Pour toute sorte de greffage, il est indispensable que les deux parties greffées aient en communication intime, non pas leur épiderme ni la moelle, mais leur zone génératrice, c’est-à-dire les couches nouvelles et vives du liber ou de l’aubier, dans le tissu desquelles circule la sève. La liaison ne s’accomplit bien qu’à cette condition.

La multiplicité des points de contact favorise une soudure plus complète, qui gagnera encore par la similitude de contexture entre le greffon et le sujet, principalement en ce qui regarde la nature herbacée ou ligneuse de leurs tissus.

Une précaution à prendre, et qui a sa raison d’être, consiste à ménager un œil au sujet et un œil au greffon à leur point de jonction. Il en résultera des bourgeons d’appel qui hâteront la soudure des cellules et des fibres juxtaposées.

Enfin la prompte agglutination des parties est une conséquence de l’habileté de l’opérateur, qui saura éviter les plaies ou les aviver et les soustraire à l’action des agents atmosphériques.

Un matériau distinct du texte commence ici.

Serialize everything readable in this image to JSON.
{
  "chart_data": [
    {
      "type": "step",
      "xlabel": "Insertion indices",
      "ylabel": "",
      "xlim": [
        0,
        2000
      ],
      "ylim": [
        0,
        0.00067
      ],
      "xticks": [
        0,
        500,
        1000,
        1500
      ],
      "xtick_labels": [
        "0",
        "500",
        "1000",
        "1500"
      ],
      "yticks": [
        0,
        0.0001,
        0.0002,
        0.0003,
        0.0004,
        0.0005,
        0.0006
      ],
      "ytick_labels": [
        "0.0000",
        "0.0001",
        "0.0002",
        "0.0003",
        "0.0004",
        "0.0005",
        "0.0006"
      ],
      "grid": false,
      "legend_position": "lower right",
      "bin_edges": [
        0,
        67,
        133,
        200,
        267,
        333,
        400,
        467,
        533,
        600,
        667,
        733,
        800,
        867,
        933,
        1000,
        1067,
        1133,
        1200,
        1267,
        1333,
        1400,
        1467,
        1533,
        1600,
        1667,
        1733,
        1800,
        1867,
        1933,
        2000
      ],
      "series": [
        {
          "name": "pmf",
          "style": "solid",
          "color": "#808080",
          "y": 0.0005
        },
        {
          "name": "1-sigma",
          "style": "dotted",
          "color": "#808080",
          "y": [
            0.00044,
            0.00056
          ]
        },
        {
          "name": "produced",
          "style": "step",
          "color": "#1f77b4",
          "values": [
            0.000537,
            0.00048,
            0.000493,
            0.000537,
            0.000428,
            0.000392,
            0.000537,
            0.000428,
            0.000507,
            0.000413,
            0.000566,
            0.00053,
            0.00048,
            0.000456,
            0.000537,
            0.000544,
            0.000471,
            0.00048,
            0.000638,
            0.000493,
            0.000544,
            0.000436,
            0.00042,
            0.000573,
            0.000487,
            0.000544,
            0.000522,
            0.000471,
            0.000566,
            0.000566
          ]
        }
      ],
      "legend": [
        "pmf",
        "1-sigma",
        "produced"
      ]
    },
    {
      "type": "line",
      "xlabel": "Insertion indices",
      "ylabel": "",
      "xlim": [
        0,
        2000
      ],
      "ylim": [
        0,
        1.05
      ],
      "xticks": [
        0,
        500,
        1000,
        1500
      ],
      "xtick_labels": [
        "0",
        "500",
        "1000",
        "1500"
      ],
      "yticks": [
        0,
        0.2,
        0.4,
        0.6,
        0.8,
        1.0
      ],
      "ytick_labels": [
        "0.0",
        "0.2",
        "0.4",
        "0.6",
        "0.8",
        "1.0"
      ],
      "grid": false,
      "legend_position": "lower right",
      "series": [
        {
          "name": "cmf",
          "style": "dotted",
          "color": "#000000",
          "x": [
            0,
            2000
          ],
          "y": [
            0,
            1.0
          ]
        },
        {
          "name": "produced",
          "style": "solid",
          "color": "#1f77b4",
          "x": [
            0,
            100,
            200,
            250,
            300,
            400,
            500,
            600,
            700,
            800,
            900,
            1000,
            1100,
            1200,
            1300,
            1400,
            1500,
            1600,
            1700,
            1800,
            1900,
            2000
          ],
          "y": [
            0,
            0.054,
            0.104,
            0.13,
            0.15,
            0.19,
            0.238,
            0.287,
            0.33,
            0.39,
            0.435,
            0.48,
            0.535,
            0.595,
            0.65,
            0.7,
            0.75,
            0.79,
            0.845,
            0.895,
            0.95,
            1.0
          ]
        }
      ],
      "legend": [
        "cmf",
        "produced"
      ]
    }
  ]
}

[2.3]Saison du greffage. — En principe, le greffage doit être pratiqué pendant que la sève est en mouvement. Lorsqu’on opère au printemps, on a soin de choisir le moment où la sève se réveille ; à l’automne, c’est avant qu’elle entre en léthargie. Pendant l’été, on évitera la phase où le liquide séveux est trop actif. Pour toute sorte de greffage, avons-nous dit, il est bon que le sujet et le greffon soient dans un état de sève à peu près analogue, la formation du tissu cicatriciel ou de soudure en sera mieux assurée.

La saison du greffage en plein air est depuis le mois de mars jusqu’en septembre. Nous parlons en général ; dans les pays chauds, la végétation commence un mois plus tôt. Ailleurs, certains végétaux conservent leur sève jusqu’en octobre et en novembre, ce qui permet de retarder quelque peu le greffage d’automne.

Une atmosphère calme, sans hâles desséchants, plutôt chaude que pluvieuse ou froide, est avantageuse au succès de l’opération. La chaleur, dans certaines limites, excite le fluide nourricier ; le froid l’engourdit.

Pendant les gelées d’hiver, la greffe — nous entendons la greffe avec soudure immédiate — n’est possible qu’à l’abri d’un verre protecteur. La chaleur factice et les combinaisons de l’horticulteur y excitent et entretiennent la végétation au degré voulu. Le greffage sous verre, pratiqué dans la serre à multiplication, ou sous cloche, ou dans une bâche, se fait habituellement de janvier en mars et de juillet en septembre.

Sous les tropiques, où la végétation est pour ainsi dire permanente, le greffeur devra éviter la période des grandes pluies et, si possible, la pleine saison des chaleurs excessives.